What can’t be outsourced, according to Vahagn, are “the sense, vision, vulnerability, and mistakes. Those things a robot cannot do. And a lot of beauty in cinema comes from mistakes.”
Jazz of the Future
It seems that jazz — that beautiful, tricky, and playful genre of music — should improvise its way to the future. But as composer and jazz pianist Zela Margossian notes, jazz certainly can’t abide by the rules of a ZOOM-dominated, COVID-stricken world.
“We need the [live] audience and the audience needs us,” was Zela’s very precise prescription for the future of jazz. Bach may have been a robot, but Miles Davis definitely was not.
The Progress in the Cave
Will theatre survive in the digital age? Theatre director Tsolak Mlke-Galstyan thinks that everything will survive.
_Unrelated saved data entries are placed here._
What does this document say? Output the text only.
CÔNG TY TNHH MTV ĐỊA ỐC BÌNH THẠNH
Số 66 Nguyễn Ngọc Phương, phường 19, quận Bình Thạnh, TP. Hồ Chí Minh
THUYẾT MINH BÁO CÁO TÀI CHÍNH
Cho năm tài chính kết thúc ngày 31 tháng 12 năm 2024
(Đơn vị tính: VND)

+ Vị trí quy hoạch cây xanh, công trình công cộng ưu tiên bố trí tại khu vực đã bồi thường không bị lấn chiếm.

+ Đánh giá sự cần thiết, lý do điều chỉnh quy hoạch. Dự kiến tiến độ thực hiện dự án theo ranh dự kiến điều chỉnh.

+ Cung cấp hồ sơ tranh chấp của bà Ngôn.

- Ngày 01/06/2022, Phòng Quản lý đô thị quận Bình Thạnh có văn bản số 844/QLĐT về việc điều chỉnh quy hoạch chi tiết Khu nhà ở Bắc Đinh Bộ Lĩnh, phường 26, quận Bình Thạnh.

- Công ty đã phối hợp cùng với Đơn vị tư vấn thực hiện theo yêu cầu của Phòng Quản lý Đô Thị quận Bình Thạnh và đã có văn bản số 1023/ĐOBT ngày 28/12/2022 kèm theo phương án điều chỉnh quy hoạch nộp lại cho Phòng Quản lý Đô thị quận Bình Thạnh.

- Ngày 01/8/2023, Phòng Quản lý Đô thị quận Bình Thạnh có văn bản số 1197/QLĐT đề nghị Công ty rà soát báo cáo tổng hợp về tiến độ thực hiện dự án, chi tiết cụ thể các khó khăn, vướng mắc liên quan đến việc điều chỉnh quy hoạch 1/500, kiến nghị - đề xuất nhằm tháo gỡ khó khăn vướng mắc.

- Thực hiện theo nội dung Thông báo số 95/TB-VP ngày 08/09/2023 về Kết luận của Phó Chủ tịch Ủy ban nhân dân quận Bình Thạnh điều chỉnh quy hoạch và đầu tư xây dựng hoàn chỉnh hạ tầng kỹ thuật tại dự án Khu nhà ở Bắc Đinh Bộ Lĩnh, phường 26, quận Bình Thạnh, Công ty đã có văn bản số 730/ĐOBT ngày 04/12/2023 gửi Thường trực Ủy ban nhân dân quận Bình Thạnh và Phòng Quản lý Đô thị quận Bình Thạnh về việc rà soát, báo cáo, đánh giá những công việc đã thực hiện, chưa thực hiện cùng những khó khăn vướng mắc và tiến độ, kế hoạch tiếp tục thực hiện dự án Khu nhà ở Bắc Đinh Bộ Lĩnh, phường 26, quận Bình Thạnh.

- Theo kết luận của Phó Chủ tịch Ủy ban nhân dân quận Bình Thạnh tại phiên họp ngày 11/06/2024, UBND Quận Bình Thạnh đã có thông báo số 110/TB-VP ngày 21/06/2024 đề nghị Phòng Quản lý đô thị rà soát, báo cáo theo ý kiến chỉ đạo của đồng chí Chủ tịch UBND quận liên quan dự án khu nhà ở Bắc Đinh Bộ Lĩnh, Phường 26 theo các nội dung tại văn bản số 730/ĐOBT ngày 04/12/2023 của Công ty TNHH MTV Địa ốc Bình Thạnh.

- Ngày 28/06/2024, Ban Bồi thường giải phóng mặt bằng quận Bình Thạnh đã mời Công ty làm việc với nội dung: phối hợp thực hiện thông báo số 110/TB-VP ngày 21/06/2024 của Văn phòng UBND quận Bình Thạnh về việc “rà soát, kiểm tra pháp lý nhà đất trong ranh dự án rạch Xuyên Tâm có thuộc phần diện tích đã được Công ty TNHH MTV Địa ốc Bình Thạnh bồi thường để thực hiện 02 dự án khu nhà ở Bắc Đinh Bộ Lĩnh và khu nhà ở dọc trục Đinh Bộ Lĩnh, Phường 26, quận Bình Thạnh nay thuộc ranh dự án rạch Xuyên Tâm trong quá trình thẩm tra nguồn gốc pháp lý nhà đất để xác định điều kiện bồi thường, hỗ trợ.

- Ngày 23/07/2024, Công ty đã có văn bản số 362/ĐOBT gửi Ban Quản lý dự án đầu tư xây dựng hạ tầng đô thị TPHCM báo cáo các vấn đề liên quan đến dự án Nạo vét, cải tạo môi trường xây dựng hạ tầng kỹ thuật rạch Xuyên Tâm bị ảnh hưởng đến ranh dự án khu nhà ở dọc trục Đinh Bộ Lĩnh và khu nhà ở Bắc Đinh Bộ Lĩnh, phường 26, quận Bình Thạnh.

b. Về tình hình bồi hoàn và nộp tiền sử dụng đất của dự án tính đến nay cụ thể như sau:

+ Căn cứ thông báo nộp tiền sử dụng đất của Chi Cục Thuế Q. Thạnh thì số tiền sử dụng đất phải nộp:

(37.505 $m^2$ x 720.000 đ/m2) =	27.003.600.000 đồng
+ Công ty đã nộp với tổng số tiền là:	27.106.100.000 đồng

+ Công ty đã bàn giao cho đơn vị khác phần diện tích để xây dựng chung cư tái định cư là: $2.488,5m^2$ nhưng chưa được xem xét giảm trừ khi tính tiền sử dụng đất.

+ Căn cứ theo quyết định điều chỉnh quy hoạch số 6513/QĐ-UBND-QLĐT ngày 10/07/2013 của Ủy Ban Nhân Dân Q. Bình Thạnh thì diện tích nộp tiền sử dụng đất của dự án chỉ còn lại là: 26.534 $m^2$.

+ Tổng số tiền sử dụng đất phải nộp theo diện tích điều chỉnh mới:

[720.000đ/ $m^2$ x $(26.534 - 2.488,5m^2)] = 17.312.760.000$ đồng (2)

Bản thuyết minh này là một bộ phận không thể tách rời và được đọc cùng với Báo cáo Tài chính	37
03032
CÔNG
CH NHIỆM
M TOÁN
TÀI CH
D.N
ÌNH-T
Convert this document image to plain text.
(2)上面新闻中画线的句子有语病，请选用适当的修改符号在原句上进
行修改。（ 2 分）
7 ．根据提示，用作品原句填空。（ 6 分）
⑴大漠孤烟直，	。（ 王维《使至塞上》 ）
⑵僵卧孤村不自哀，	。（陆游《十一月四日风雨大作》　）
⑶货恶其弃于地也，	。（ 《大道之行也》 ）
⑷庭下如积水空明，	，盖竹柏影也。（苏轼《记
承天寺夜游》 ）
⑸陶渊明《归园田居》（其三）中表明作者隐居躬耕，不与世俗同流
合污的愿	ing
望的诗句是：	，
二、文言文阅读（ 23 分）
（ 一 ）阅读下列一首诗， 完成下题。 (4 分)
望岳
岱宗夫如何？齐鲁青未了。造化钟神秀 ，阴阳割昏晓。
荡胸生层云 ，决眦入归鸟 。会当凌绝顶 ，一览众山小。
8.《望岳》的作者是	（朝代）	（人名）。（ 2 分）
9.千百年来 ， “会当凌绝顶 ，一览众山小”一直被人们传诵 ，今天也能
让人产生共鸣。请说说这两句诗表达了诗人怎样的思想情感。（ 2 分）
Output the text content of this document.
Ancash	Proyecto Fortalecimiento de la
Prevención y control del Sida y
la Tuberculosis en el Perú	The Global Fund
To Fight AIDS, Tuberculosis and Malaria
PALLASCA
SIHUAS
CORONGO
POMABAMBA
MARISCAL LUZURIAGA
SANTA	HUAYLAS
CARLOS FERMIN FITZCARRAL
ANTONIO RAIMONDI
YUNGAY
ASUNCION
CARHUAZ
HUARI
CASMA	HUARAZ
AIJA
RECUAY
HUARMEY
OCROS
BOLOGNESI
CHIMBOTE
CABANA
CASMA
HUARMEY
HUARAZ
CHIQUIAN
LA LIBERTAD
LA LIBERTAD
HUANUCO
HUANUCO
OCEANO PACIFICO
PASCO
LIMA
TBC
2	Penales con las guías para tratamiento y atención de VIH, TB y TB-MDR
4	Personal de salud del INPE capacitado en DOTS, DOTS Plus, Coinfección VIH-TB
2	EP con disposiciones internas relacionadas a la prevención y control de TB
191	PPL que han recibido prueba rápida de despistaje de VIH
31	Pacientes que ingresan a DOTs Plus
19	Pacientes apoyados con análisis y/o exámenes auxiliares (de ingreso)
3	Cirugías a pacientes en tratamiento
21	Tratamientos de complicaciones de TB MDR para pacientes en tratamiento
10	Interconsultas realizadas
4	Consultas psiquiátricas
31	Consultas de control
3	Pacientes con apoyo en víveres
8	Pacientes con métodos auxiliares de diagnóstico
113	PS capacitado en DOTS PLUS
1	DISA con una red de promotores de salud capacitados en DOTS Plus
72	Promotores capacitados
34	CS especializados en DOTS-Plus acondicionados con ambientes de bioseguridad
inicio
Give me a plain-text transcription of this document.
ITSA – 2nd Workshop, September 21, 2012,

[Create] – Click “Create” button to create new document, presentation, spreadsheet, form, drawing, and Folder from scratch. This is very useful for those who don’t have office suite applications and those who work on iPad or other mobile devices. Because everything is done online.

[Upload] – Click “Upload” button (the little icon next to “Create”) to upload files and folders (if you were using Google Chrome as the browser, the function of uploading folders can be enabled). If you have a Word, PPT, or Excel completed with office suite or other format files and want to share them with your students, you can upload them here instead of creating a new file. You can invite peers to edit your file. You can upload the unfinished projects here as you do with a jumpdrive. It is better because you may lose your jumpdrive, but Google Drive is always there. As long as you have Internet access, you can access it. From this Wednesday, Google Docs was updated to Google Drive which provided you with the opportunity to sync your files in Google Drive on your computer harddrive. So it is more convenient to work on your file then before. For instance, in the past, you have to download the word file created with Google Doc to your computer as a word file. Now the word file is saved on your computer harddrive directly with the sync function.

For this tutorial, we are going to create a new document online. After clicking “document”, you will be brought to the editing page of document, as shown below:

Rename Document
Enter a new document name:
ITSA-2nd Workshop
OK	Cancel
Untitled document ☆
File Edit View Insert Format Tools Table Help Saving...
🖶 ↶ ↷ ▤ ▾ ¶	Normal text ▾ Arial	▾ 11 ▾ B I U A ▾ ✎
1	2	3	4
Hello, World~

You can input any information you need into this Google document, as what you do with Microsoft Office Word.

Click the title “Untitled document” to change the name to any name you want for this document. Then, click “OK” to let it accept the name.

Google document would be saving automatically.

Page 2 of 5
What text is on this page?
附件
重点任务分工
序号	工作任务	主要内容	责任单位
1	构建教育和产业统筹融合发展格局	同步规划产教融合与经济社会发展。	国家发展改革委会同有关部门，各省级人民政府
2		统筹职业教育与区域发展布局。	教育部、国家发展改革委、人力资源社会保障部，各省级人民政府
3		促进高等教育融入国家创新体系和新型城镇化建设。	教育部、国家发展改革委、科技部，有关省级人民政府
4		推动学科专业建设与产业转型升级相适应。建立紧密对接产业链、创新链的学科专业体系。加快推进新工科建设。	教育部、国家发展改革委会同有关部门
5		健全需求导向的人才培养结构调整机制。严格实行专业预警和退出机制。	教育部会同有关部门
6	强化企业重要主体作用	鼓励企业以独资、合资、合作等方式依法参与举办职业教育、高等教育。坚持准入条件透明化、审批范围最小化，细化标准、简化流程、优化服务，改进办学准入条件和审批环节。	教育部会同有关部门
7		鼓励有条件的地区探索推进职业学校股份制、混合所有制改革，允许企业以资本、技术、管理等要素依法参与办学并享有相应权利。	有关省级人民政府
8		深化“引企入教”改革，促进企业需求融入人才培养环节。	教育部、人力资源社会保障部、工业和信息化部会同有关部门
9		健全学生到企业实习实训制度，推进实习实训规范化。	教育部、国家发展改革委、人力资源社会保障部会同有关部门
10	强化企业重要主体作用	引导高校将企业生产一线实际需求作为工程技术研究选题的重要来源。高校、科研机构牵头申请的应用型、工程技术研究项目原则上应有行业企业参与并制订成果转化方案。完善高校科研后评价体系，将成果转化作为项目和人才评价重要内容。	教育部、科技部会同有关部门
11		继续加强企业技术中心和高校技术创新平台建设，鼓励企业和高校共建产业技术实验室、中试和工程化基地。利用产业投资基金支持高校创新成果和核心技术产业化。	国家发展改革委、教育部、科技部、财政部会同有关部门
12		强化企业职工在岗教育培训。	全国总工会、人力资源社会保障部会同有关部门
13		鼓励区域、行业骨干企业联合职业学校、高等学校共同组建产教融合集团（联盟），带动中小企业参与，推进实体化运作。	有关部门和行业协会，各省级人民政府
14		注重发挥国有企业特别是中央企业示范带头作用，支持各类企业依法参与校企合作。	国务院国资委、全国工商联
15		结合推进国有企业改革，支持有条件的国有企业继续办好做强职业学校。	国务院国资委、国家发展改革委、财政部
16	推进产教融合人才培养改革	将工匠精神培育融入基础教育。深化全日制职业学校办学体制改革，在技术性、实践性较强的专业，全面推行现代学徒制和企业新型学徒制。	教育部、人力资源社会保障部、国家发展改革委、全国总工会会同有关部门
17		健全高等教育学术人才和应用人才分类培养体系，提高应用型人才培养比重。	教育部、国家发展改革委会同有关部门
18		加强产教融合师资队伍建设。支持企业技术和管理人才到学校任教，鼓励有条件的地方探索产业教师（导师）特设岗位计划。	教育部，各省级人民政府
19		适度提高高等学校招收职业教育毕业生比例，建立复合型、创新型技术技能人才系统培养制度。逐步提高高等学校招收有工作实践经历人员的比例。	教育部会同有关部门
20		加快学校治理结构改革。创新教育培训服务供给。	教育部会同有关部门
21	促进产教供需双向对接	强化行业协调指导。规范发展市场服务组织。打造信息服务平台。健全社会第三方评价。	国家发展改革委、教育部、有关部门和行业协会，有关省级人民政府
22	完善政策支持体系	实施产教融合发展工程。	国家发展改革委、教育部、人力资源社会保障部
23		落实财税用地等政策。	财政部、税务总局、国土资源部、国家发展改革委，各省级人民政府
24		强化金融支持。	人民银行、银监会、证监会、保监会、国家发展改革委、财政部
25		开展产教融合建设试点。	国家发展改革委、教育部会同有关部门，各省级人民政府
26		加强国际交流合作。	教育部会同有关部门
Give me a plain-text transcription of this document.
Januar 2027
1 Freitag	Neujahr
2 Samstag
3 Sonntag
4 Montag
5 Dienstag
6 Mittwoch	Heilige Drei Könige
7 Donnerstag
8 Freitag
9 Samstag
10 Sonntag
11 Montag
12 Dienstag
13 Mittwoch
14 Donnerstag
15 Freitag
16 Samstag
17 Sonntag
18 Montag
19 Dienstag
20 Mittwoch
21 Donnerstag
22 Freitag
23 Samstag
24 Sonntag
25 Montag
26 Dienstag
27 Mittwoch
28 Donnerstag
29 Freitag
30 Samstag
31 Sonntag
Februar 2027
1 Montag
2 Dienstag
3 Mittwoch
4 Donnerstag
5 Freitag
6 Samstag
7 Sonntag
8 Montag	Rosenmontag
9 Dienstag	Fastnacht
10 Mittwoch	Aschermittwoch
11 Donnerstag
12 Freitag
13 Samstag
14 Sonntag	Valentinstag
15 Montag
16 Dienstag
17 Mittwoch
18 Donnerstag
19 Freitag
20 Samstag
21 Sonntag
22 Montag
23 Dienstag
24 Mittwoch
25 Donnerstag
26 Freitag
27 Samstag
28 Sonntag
Agamemnon confirms this before getting murdered with an axe.
For Tsolak, “Live performance can go in different layers, in different places but at the same time never destroy its uniqueness.” As always, new technologies will bring new ideas and tools but the essence of theatre and storytelling will remain unharmed.
As the world progresses technologically some of us may feel the need to regress to the caves. But don’t be surprised if the new generation of frustrated robot artists gets the same idea and follows us there for inspiration.
Finally, our summit ended with a preview of the coming SelfQuar Experiment — a digital lab that features hundreds of creations by filmmakers, musicians, and all artists who have bottled their quarantines in a single artwork. The lab will be open to visitors soon.